Sí. Un auto puede parecer seco y aun así conservar daños por agua en conectores, módulos electrónicos, frenos, interiores y lubricantes. El óxido, el moho y las fallas intermitentes suelen aparecer días o semanas después. Una revisión profesional temprana puede evitar una avería costosa o un problema de seguridad.
Después de una tormenta fuerte o una calle inundada, es común enfocarse en sacar el agua y secar las alfombras. Sin embargo, el problema no siempre termina ahí. El agua puede quedarse dentro de arneses eléctricos, debajo del aislamiento del piso, en los rieles de los asientos y en cavidades de la carrocería. Cuando el auto vuelve a usarse, el calor, la vibración y la humedad restante hacen visibles daños que al principio parecían ocultos.
Las señales más claras suelen estar en el interior
La señal más fácil de notar es un olor persistente a humedad o moho, aun después de limpiar el auto. También busque alfombra rígida, manchas de agua, suciedad bajo los asientos, óxido en tornillos o rieles, y vapor recurrente en los cristales. Una línea de agua o residuos de lodo en la guantera, cajuela o compartimiento de la llanta de refacción merece atención inmediata. A veces el interior luce limpio porque fue detallado, pero la humedad sigue atrapada debajo de la alfombra.

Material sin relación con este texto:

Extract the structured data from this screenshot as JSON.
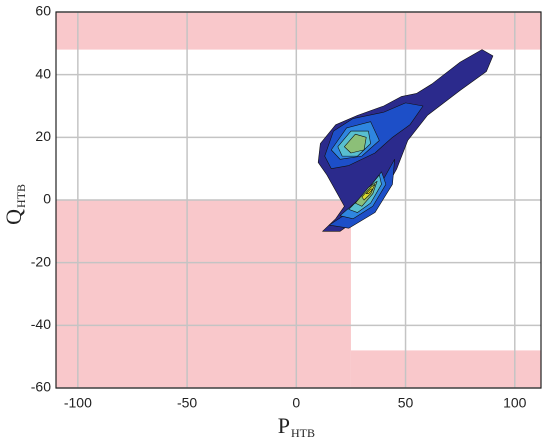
{
  "chart_data": {
    "type": "contour",
    "x_label": "P",
    "x_label_sub": "HTB",
    "y_label": "Q",
    "y_label_sub": "HTB",
    "xlim": [
      -110,
      112
    ],
    "ylim": [
      -60,
      60
    ],
    "xticks": [
      -100,
      -50,
      0,
      50,
      100
    ],
    "yticks": [
      -60,
      -40,
      -20,
      0,
      20,
      40,
      60
    ],
    "grid": true,
    "grid_color": "#c4c4c4",
    "region_color": "#f9c8cb",
    "regions": [
      {
        "x": [
          -110,
          112
        ],
        "y": [
          48,
          60
        ]
      },
      {
        "x": [
          -110,
          25
        ],
        "y": [
          -60,
          0
        ]
      },
      {
        "x": [
          25,
          112
        ],
        "y": [
          -60,
          -48
        ]
      }
    ],
    "contours": [
      {
        "color": "#2b2a8c",
        "points": [
          [
            12,
            -10
          ],
          [
            18,
            -6
          ],
          [
            22,
            -2
          ],
          [
            14,
            8
          ],
          [
            10,
            12
          ],
          [
            11,
            18
          ],
          [
            18,
            24
          ],
          [
            28,
            27
          ],
          [
            40,
            30
          ],
          [
            48,
            33
          ],
          [
            55,
            34
          ],
          [
            62,
            37
          ],
          [
            75,
            44
          ],
          [
            85,
            48
          ],
          [
            90,
            46
          ],
          [
            87,
            41
          ],
          [
            75,
            35
          ],
          [
            60,
            27
          ],
          [
            51,
            19
          ],
          [
            46,
            10
          ],
          [
            38,
            0
          ],
          [
            30,
            -5
          ],
          [
            20,
            -10
          ]
        ]
      },
      {
        "color": "#1d4fc8",
        "points": [
          [
            13,
            14
          ],
          [
            17,
            22
          ],
          [
            26,
            26
          ],
          [
            40,
            28
          ],
          [
            50,
            31
          ],
          [
            58,
            30
          ],
          [
            52,
            24
          ],
          [
            44,
            20
          ],
          [
            36,
            15
          ],
          [
            24,
            11
          ],
          [
            16,
            10
          ]
        ]
      },
      {
        "color": "#1d4fc8",
        "points": [
          [
            15,
            -8
          ],
          [
            26,
            -3
          ],
          [
            37,
            3
          ],
          [
            45,
            13
          ],
          [
            44,
            5
          ],
          [
            36,
            -4
          ],
          [
            24,
            -9
          ]
        ]
      },
      {
        "color": "#2f86e0",
        "points": [
          [
            16,
            16
          ],
          [
            23,
            23
          ],
          [
            34,
            25
          ],
          [
            38,
            19
          ],
          [
            30,
            14
          ],
          [
            20,
            13
          ]
        ]
      },
      {
        "color": "#2f86e0",
        "points": [
          [
            20,
            -5
          ],
          [
            30,
            1
          ],
          [
            39,
            9
          ],
          [
            41,
            5
          ],
          [
            35,
            -2
          ],
          [
            26,
            -6
          ]
        ]
      },
      {
        "color": "#58bfd0",
        "points": [
          [
            19,
            17
          ],
          [
            25,
            22
          ],
          [
            33,
            22
          ],
          [
            34,
            18
          ],
          [
            28,
            14
          ],
          [
            21,
            14
          ]
        ]
      },
      {
        "color": "#58bfd0",
        "points": [
          [
            24,
            -3
          ],
          [
            31,
            2
          ],
          [
            38,
            8
          ],
          [
            39,
            5
          ],
          [
            34,
            -1
          ],
          [
            28,
            -4
          ]
        ]
      },
      {
        "color": "#8cbf78",
        "points": [
          [
            22,
            17
          ],
          [
            27,
            21
          ],
          [
            32,
            20
          ],
          [
            31,
            16
          ],
          [
            25,
            15
          ]
        ]
      },
      {
        "color": "#8cbf78",
        "points": [
          [
            27,
            -1
          ],
          [
            33,
            4
          ],
          [
            37,
            6
          ],
          [
            35,
            2
          ],
          [
            30,
            -2
          ]
        ]
      },
      {
        "color": "#d8d830",
        "points": [
          [
            30,
            1
          ],
          [
            34,
            4
          ],
          [
            36,
            5
          ],
          [
            34,
            2
          ],
          [
            31,
            0
          ]
        ]
      },
      {
        "color": "#f5e818",
        "points": [
          [
            32,
            2
          ],
          [
            34,
            3.5
          ],
          [
            35,
            3.5
          ],
          [
            33,
            2
          ]
        ]
      }
    ]
  }
}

Las fallas eléctricas pueden aparecer de forma intermitente
Las fallas eléctricas son de las consecuencias más impredecibles. Un día pueden funcionar los seguros, la pantalla, las ventanas y las luces; días después, alguno de esos sistemas deja de responder. Revise si se encienden luces de advertencia sin explicación, incluida la luz de check engine, si el tablero parpadea o si la batería se descarga con frecuencia. El agua contaminada puede corroer conectores y módulos, por lo que una falla intermitente no debe ignorarse aunque desaparezca temporalmente.
El motor, la transmisión y los frenos también pueden sufrir
El riesgo mecánico depende de qué tan alta llegó el agua y de si el auto estaba encendido. Si entró agua por la admisión, el motor puede sufrir daños internos graves. Si el aceite de motor o el líquido de transmisión se ven lechosos, espumosos o con aspecto de café con leche, podrían estar contaminados. Los frenos pueden hacer ruido, sentirse ásperos o presentar óxido superficial; este último puede limpiarse con uso normal, pero una sensación de frenado irregular requiere revisión. No arranque el auto si sospecha que el nivel de agua alcanzó la admisión del motor.
Una inspección profesional puede revelar lo que no se ve
La mejor decisión es pedir una inspección completa antes de confiar nuevamente en el auto o comprar uno usado con historial incierto. Un taller puede revisar conectores, escanear códigos, inspeccionar fluidos, levantar la alfombra y buscar corrosión en áreas ocultas. Si está considerando comprar, compare el VIN con reportes de historial y observe si hay títulos de salvamento o anotaciones relacionadas con inundación. Un reporte limpio ayuda, pero no sustituye una inspección: algunos daños no se reportan de inmediato.
Actuar pronto limita el avance del óxido y el moho
Mientras más tiempo permanezca la humedad, más difícil será corregir el problema. Retire objetos mojados, ventile el interior y evite usar ambientadores para ocultar el olor. Documente con fotos el nivel del agua, las manchas y cualquier luz del tablero, especialmente si piensa presentar un reclamo de seguro. Si el auto estuvo en agua salada o agua sucia de inundación, sea todavía más prudente: los minerales y contaminantes aceleran la corrosión y pueden afectar piezas que parecen estar funcionando hoy.